3 P1 Fix OOM root cause: cap concurrent heavy claude[1m] workers and/or add OOMScoreAdjust so the orchestrator is killed last; revisit box RAM (7.6 GiB, 457 MiB free, swap 47% used). Daily [operator:memory-pressure] tickets + gunicorn SIGKILLs; chronic, not transient.
4 P1 Wire a real context-escalation ladder into watchdog_tick(): soft→/compact, critical→forced-interrupt+/compact, hard→clear_persistent_luci() with continuity-snapshot re-injection. Adaptive (shorter) cooldown above soft threshold. Today soft and hard both just /compact; /clear + the continuity snapshot are dead code on the auto path.
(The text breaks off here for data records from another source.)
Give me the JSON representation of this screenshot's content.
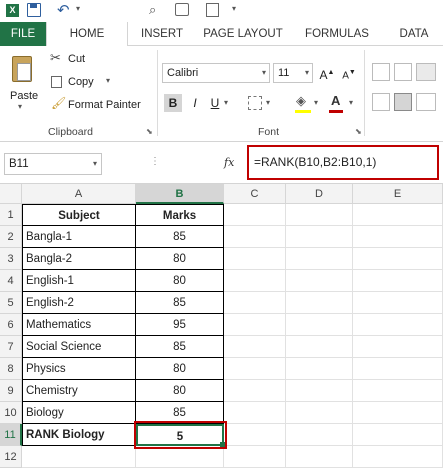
{
  "ribbon": {
    "tabs": [
      "FILE",
      "HOME",
      "INSERT",
      "PAGE LAYOUT",
      "FORMULAS",
      "DATA"
    ],
    "clipboard": {
      "paste": "Paste",
      "cut": "Cut",
      "copy": "Copy",
      "format_painter": "Format Painter",
      "group_label": "Clipboard"
    },
    "font": {
      "name": "Calibri",
      "size": "11",
      "group_label": "Font"
    }
  },
  "formula_bar": {
    "name_box": "B11",
    "fx": "fx",
    "formula": "=RANK(B10,B2:B10,1)"
  },
  "sheet": {
    "columns": [
      "A",
      "B",
      "C",
      "D",
      "E"
    ],
    "rows": [
      "1",
      "2",
      "3",
      "4",
      "5",
      "6",
      "7",
      "8",
      "9",
      "10",
      "11",
      "12"
    ],
    "header": {
      "subject": "Subject",
      "marks": "Marks"
    },
    "data": [
      {
        "subject": "Bangla-1",
        "marks": "85"
      },
      {
        "subject": "Bangla-2",
        "marks": "80"
      },
      {
        "subject": "English-1",
        "marks": "80"
      },
      {
        "subject": "English-2",
        "marks": "85"
      },
      {
        "subject": "Mathematics",
        "marks": "95"
      },
      {
        "subject": "Social Science",
        "marks": "85"
      },
      {
        "subject": "Physics",
        "marks": "80"
      },
      {
        "subject": "Chemistry",
        "marks": "80"
      },
      {
        "subject": "Biology",
        "marks": "85"
      }
    ],
    "rank_row": {
      "label": "RANK Biology",
      "value": "5"
    }
  },
  "colors": {
    "accent": "#217346",
    "highlight": "#c00000"
  }
}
5 P2 Give the orchestrator its own settings-orchestrator.json (the per-profile settings_file hook already exists in models.py). Scope toward coordination; gate heavy-implementation skills so the natural path is dispatch, not self-implement. Orchestrator currently launches with a full unrestricted worker toolset — role/capability mismatch, and self-implementation worsens the single-window token problem.
6 P2 Make orchestrator continuity load-bearing: on rotation//clear, re-inject continuity snapshot + live MC ticket/dispatch state into the fresh session's first prompt. Rotation/compaction currently lose working state; the continuity snapshot is captured but never restored.
7 P2 Reconcile MC-3718 chat-thread direction with the single-window context budget — route chat turns through a separate short-lived session, or budget for more frequent stateful rotation. A high-traffic chat surface merged into the one persistent window accelerates token growth and state loss.